Wilhelmsen told DN that no Russian vessels are berthed at Olavsvern now, and that the base is used as a terminal for other rentals of berthing space, offices and storage areas.

“The Russian seismic boats were only there for a few months,” he said. “They had been working for Statoil earlier and are in layup in Norway every winter. That time we won the bid. They had no activity (at Olavsvern), they were just lying there in winter uphold.” He said he didn’t know whether the company owning the seismic vessels would be returning to Tromsø.

Base unlikely to reopen
Norway has been showing clear interest in boosting defense capability in the Arctic, with reports surfacing recently that the Norwegian defense ministry intends to buy new surveillance aircraft to patrol its vast northern areas at sea. There also have been some recent submarine sightings off the Norwegian coast, even in fjords, while controversy arose earlier this summer over some reported berthings of a US nuclear submarine in Tromsø. On Friday, newspaper Klassekampen reported that the US wants to lease berth space for its nuclear subs. CSIS thinks Norway now should offer a secure facility where the submarines of NATO countries can berth when they’re not operating in the North Atlantic.

Øystein Bø, state secretary for the Conservative Party in the defense ministry, said the Norwegian government had not received any signals from NATO about reopening the Olavsvern base.

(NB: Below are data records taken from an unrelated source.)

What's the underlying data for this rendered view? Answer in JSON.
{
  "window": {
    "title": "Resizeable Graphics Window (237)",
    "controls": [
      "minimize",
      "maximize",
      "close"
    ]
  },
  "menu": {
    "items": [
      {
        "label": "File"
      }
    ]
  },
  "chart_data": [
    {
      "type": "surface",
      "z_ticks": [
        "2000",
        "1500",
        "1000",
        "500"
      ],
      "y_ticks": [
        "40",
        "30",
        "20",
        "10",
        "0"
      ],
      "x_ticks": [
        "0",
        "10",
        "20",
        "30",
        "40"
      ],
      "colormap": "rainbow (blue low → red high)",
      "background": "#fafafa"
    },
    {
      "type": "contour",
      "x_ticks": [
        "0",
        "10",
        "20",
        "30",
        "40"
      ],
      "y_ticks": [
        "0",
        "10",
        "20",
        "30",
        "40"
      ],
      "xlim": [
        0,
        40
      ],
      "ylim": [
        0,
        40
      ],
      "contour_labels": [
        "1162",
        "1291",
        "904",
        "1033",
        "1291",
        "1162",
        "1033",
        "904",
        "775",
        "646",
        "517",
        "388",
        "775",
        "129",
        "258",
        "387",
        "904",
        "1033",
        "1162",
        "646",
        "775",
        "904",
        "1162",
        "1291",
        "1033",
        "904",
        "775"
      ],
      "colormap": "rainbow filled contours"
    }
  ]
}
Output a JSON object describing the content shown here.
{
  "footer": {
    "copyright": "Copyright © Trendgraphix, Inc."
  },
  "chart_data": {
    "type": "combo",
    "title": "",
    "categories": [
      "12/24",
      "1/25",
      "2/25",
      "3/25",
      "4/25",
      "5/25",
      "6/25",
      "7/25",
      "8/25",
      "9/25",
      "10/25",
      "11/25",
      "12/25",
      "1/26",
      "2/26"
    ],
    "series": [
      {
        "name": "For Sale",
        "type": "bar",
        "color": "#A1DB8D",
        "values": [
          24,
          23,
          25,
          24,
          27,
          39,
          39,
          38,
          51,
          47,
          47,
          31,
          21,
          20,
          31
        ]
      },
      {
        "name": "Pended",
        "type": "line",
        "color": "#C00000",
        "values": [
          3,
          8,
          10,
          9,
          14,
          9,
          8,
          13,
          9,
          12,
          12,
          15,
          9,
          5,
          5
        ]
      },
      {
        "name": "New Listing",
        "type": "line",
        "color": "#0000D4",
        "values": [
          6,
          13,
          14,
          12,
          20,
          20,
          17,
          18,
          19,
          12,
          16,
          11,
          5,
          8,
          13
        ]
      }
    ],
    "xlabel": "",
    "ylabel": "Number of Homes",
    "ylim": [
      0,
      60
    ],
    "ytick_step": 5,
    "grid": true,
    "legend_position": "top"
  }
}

Norway’s own military hasn’t made such a request either, he said.

Bø told DN that the Norwegian navy has developed “other infrastructure” in Northern Norway to cover its operative needs, with “considerable investment” made at Ramsund, for example. Norway is also poised, he noted, to renew its own fleet of maritime surveillance aircraft and submarines.

“In light of that, and the time that has passed, it doesn’t look likely to reestablish any military activity at Olavsvern,” Bø told DN.

Øyvind Korsberg, a Member of Parliament for the Progress Party, criticized the phase-out of Olavsvern and isn’t surprised by the CSIS report’s conclusion. He said, though, that Olavsvern had lost its strategic importance.

“The base was sold to private interests and has lost the role it had in its time,” Korsberg told DN. “Norway should rather enter into a dialogue with NATO about upgrading the defense facilities it still has.”